Une collaboration inédite entre Opentrons, spécialiste de la robotique de laboratoire, et Nvidia, géant de l’intelligence artificielle, promet de révolutionner la recherche en biotechnologie en accélérant considérablement le processus de découverte de nouveaux médicaments. L’objectif : combler le fossé entre la prédiction informatique et la validation expérimentale, un obstacle majeur au progrès scientifique.
L’industrie biotechnologique se trouve à un tournant. Les modèles informatiques, notamment ceux développés grâce à la plateforme NVIDIA BioNeMo, sont désormais capables de générer des hypothèses à une vitesse supérieure à celle des scientifiques pour les tester en laboratoire. Cette situation a fait de l’exécution expérimentale l’étape la plus limitante du processus de recherche.
Opentrons se positionne comme la solution à ce problème. L’entreprise a démocratisé l’automatisation de laboratoire en proposant des robots pilotés par des interfaces de programmation (API) à un coût accessible, contrairement aux systèmes sur mesure traditionnels, souvent très onéreux. Plus de 10 000 systèmes Opentrons sont déjà déployés dans les 20 plus grandes universités de recherche américaines et au sein de 14 des 15 plus grandes entreprises biopharmaceutiques mondiales.

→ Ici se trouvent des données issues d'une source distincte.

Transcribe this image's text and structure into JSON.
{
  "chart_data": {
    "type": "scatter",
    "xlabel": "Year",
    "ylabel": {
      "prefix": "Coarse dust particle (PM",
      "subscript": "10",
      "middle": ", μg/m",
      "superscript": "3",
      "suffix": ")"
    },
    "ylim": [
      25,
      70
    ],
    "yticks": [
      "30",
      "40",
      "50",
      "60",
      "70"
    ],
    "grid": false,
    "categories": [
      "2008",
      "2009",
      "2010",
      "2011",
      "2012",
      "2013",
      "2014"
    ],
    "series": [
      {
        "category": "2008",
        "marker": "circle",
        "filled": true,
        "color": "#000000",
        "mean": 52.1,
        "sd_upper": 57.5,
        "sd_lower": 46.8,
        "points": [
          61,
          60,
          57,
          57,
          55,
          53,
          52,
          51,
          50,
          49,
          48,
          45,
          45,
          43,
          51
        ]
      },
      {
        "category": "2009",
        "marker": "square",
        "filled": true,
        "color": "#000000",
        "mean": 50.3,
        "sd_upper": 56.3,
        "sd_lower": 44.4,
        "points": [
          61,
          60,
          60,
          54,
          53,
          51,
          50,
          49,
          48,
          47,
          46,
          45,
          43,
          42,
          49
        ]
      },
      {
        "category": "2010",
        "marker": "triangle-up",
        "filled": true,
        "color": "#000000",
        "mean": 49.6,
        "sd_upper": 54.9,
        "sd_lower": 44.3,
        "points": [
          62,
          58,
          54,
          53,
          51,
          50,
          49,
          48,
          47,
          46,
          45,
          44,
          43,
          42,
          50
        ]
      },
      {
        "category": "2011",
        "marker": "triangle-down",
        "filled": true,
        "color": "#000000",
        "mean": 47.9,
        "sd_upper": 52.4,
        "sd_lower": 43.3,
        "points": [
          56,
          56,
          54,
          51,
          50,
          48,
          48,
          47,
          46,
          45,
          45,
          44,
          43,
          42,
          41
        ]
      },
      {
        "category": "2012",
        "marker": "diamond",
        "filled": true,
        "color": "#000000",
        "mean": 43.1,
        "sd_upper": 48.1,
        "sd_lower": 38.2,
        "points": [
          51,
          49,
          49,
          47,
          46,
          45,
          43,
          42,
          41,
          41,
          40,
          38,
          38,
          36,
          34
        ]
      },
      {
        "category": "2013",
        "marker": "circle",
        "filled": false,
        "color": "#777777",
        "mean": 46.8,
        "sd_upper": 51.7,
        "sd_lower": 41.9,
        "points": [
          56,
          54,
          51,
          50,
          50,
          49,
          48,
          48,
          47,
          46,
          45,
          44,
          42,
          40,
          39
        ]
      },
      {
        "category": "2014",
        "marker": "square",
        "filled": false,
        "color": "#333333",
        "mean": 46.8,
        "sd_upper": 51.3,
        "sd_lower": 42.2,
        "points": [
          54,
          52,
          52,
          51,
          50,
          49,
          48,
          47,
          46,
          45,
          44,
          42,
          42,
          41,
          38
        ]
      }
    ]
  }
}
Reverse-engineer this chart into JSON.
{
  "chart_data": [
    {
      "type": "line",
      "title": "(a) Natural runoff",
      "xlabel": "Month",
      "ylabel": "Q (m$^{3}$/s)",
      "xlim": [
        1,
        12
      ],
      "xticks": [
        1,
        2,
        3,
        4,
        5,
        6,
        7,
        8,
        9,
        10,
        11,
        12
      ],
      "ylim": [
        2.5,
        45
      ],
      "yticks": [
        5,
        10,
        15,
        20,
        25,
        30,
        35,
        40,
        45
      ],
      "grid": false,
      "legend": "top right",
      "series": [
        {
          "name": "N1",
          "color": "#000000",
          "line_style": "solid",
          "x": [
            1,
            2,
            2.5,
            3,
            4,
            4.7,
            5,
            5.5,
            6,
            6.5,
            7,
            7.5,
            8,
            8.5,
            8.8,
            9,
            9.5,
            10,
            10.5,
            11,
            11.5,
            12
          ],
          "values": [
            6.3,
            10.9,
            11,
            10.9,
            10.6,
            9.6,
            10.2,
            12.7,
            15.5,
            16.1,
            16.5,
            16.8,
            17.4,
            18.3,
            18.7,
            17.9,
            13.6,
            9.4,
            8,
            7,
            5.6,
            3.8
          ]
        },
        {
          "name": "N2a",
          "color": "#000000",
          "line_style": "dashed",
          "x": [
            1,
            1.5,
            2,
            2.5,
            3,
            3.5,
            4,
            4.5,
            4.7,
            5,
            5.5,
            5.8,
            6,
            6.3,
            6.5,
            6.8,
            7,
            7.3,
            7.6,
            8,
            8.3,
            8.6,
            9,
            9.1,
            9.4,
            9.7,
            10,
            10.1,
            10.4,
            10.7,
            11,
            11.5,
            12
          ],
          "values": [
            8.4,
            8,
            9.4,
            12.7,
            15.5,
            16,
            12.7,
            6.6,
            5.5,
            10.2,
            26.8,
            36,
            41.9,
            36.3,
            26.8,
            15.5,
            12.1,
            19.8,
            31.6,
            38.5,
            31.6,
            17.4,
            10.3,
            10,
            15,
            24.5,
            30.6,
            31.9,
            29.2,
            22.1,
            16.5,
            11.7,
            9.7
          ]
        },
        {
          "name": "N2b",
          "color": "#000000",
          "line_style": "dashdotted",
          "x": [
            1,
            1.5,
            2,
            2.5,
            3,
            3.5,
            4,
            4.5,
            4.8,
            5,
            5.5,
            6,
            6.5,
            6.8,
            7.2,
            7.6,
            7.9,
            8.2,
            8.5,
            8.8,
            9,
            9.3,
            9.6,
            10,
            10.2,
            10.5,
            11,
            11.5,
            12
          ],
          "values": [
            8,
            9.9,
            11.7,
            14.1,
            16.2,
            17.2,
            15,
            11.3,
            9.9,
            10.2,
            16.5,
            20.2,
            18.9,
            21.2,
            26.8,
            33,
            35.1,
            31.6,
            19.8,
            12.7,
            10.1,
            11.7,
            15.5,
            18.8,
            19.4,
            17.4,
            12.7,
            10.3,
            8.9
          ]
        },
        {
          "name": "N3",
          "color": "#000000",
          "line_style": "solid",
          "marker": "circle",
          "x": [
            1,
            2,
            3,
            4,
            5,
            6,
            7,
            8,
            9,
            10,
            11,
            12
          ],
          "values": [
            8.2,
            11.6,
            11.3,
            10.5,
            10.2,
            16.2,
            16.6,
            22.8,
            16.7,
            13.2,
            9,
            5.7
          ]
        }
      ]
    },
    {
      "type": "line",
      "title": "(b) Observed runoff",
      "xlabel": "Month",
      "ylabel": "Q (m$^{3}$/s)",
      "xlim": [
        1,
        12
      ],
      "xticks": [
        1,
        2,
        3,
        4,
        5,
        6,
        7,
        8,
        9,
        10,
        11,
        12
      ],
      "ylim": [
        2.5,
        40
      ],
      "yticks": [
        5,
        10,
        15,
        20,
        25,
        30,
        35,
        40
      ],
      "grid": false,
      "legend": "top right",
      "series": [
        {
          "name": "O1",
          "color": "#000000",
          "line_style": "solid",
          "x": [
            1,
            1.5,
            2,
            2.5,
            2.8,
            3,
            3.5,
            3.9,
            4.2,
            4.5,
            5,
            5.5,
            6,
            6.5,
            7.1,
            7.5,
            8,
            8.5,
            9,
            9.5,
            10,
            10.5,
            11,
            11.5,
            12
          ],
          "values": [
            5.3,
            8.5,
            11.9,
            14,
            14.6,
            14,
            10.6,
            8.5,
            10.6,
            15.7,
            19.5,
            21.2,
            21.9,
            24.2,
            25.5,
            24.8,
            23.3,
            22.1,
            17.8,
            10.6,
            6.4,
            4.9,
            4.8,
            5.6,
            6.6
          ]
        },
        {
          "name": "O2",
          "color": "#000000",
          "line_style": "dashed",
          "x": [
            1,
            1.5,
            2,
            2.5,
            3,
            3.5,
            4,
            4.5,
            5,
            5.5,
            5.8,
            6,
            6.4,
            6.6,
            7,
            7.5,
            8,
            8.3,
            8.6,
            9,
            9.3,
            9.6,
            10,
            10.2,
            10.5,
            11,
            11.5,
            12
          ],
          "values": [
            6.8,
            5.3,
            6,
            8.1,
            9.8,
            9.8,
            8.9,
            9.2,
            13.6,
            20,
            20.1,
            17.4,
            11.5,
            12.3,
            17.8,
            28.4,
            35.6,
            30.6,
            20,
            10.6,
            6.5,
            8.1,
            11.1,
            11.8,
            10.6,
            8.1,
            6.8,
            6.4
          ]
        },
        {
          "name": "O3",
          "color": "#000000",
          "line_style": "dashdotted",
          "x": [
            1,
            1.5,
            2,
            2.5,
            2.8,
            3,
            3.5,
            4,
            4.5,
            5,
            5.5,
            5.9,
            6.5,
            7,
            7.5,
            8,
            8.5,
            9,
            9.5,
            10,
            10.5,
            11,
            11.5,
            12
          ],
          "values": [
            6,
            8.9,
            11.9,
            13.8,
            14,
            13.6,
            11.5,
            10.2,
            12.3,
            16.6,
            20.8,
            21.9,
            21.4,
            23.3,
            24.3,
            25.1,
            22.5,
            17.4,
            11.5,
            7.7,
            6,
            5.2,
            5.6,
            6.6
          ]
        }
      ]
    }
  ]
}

Ce vaste réseau représente le plus grand ensemble standardisé d’automatisation de laboratoire au monde, une véritable « usine distribuée » capable de générer les données concrètes nécessaires à l’apprentissage des modèles d’intelligence artificielle dite « physique ».
Le partenariat s’articule autour d’un système en « boucle fermée » : un agent d’IA (alimenté par NVIDIA BioNeMo) propose une structure moléculaire et un plan expérimental. Les robots Opentrons, formés grâce aux plateformes NVIDIA Isaac et Cosmos, exécutent ensuite physiquement l’expérience en laboratoire. Les résultats obtenus sont réinjectés dans le modèle d’IA pour affiner les hypothèses suivantes.
« Connecter les modèles informatiques à la validation expérimentale est essentiel », explique Stacie Calad-Thomson, responsable des soins de santé chez NVIDIA. En fournissant une « infrastructure physique standardisée », Opentrons garantit que les données renvoyées à l’IA sont cohérentes et reproductibles, des qualités souvent absentes des travaux manuels en laboratoire.
Cette collaboration vise à réduire les délais de découverte de plusieurs années à quelques semaines seulement, en permettant à l’IA d’apprendre en continu à partir des résultats du monde réel et d’accélérer ainsi le développement de nouvelles thérapies.